Your senior dog might be less willing to get off the couch than before, but he still needs new experiences to enrich his daily life and keep his brain active.
The latest way to connect with dogs of any age is through touch screen games, and since app games for dogs don’t require much movement, they’re fantastic for senior dogs dealing with aches and pains.
While low-impact games and basic training will always be the best way to connect with your older pooch, occasional screen time is a unique way to have fun together while keeping your dog’s mind sharp.
App Games for Dogs
Not every touch screen game is a fit for our furry friends. The best touch screen games for dogs only require simple taps or nuzzles to play and can be divided into four basic categories:
Creating Art: These apps use nose or paw input on the screen to create one-of-a-kind designs.
Noise-Makers: These basic games encourage your dog to touch the screen to make a variety of sounds, like squeaks and animal noises.
Chase: One of the most popular uses of technology for pets, these apps tempt your dog with a scurrying creature that he has to try to catch.
Question and Answer: This straightforward but adorable app allows dogs to “answer” simple questions by touching a yes or no button on the device.
Pet parents looking to entertain their senior pets can also check out apps designed to encourage motor skill development in young children for similar basic touch features.
Before You Begin: Device Safety
Enthusiastic canine gamers can be tough on touch screen devices. Between the eager paws (and claws), slobbery tongues, wet noses and teeth, your tablet might end up worse for wear after your dog goes a few rounds.
When introducing your dog to touch screen games, make sure to use a screen protector, and always keep your device on a flat surface so there’s no risk of it falling.

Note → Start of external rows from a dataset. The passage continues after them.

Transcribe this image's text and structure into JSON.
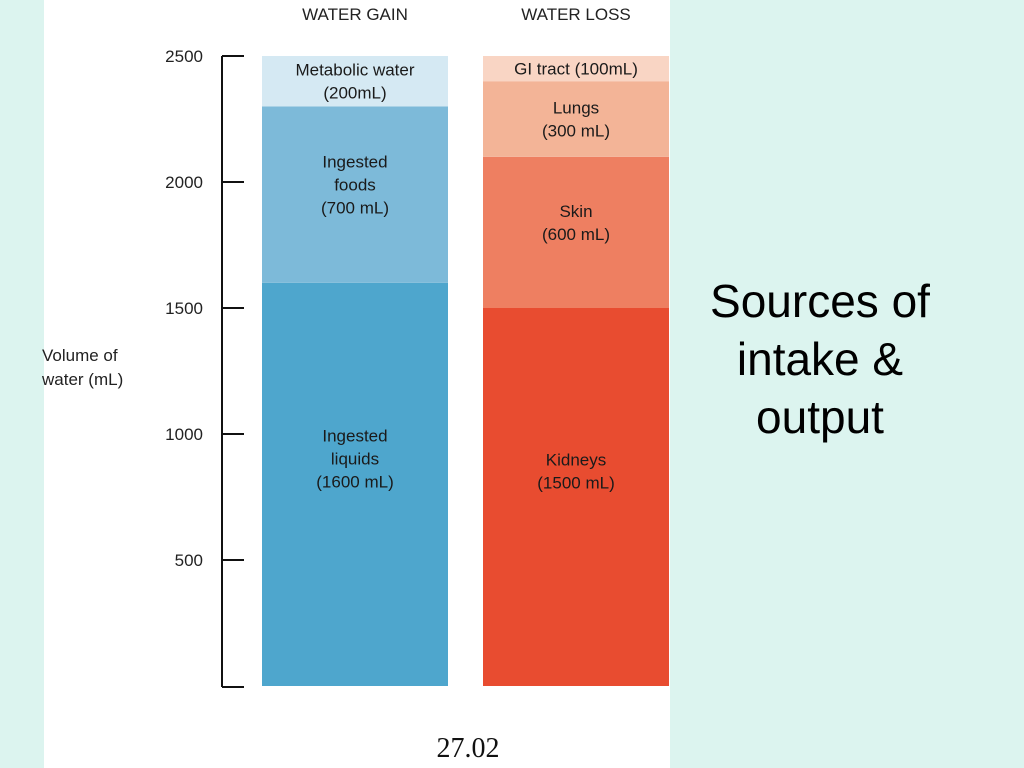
{
  "slide": {
    "side_title_lines": [
      "Sources of",
      "intake &",
      "output"
    ],
    "figure_number": "27.02",
    "background_color": "#dcf4ef"
  },
  "chart_data": {
    "type": "bar",
    "stacked": true,
    "categories": [
      "WATER GAIN",
      "WATER LOSS"
    ],
    "ylabel_lines": [
      "Volume of",
      "water (mL)"
    ],
    "ylim": [
      0,
      2500
    ],
    "yticks": [
      500,
      1000,
      1500,
      2000,
      2500
    ],
    "grid": false,
    "legend": "none",
    "stacks": [
      {
        "category": "WATER GAIN",
        "segments": [
          {
            "value": 1600,
            "label_lines": [
              "Ingested",
              "liquids",
              "(1600 mL)"
            ],
            "color": "#4ea6cd"
          },
          {
            "value": 700,
            "label_lines": [
              "Ingested",
              "foods",
              "(700 mL)"
            ],
            "color": "#7dbad9"
          },
          {
            "value": 200,
            "label_lines": [
              "Metabolic water",
              "(200mL)"
            ],
            "color": "#d5e9f3"
          }
        ]
      },
      {
        "category": "WATER LOSS",
        "segments": [
          {
            "value": 1500,
            "label_lines": [
              "Kidneys",
              "(1500 mL)"
            ],
            "color": "#e84c30"
          },
          {
            "value": 600,
            "label_lines": [
              "Skin",
              "(600 mL)"
            ],
            "color": "#ee7f61"
          },
          {
            "value": 300,
            "label_lines": [
              "Lungs",
              "(300 mL)"
            ],
            "color": "#f3b497"
          },
          {
            "value": 100,
            "label_lines": [
              "GI tract (100mL)"
            ],
            "color": "#f9d5c4"
          }
        ]
      }
    ]
  }
}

Training Older Dogs to Play Touch Screen Games
One of the easiest ways to encourage your senior dog to interact with a touch screen is to train the “touch” cue. This basic behavior encourages your dog to touch a body part, usually his nose or a paw, to a specific location or object. This type of target training works best for games like painting, noise-maker or Q&A app games for dogs.
Teach the Nose Bump
First, get your dog used to targeting your hand with a nose bump. Simply present your open hand in front of your dog with your palm facing him. Most curious dogs will approach and sniff, but if not, you can rub a few dog treats across your palm to encourage investigation.
Mark the behavior with a “yes!” or click—using a dog training clicker—when your dog touches his nose to your palm, then give your dog a small treat, like Zukes Mini Naturals peanut butter and oats dog treats, from your other hand.
Transition to a Piece of Paper
Repeat the process several times, and then begin the transition step by attaching a small piece of paper to your palm. Continue marking and rewarding your dog each time he touches his nose to the paper on your hand for several repetitions. Start to attach a word to the behavior by saying “touch” as your dog performs it.
Try moving your designated “touch” hand to different positions, like on the ground or against the wall, so your dog gets used to trying different versions of the same behavior. Once he’s confidently touching your hand in a variety of positions, try sticking just the piece of paper to the ground or wall. This will help him to start to understand that he should be targeting the paper and not your hand. Next, stick the paper to your device and ask him to “touch.”
Transfer the Touch to the Screen
Finally, begin to make the paper target less obvious by cutting it in half and attaching it to your device. Ask your dog to touch the smaller paper for a few repetitions, and then remove it. Then, ask your dog to touch just the screen.
These types of apps don’t feature something for your dog to chase, so they don’t tap into your dog’s natural inclination to pursue. The easiest way to encourage your dog to play a chase-based game is to simply present the device to him at a distance where he can see it, and let instinct take over!
How to Tell Whether Your Senior Dog Enjoys Playing App Games
While it can be adorable for us to watch our dogs furiously pawing at the screen while they try to catch the creature inside, it might be annoying for them to hunt unsuccessfully.
Watch your dog while he plays to see if he’s vocalizing, looking “behind” the screen to find his prey or isn’t focusing on anything other than the object he’s chasing. This might mean that the game is more frustrating than fun for him.
It’s fine to let your dog have a few turns trying to capture the animal in the device, but end any screen session by allowing your dog to connect with something real. You can do this by engaging in a few rounds of fetch or playing with a dog plush toy with a squeaker that sounds like the one in the app.
The best games for dogs to play encourage interaction with their real-life best friend!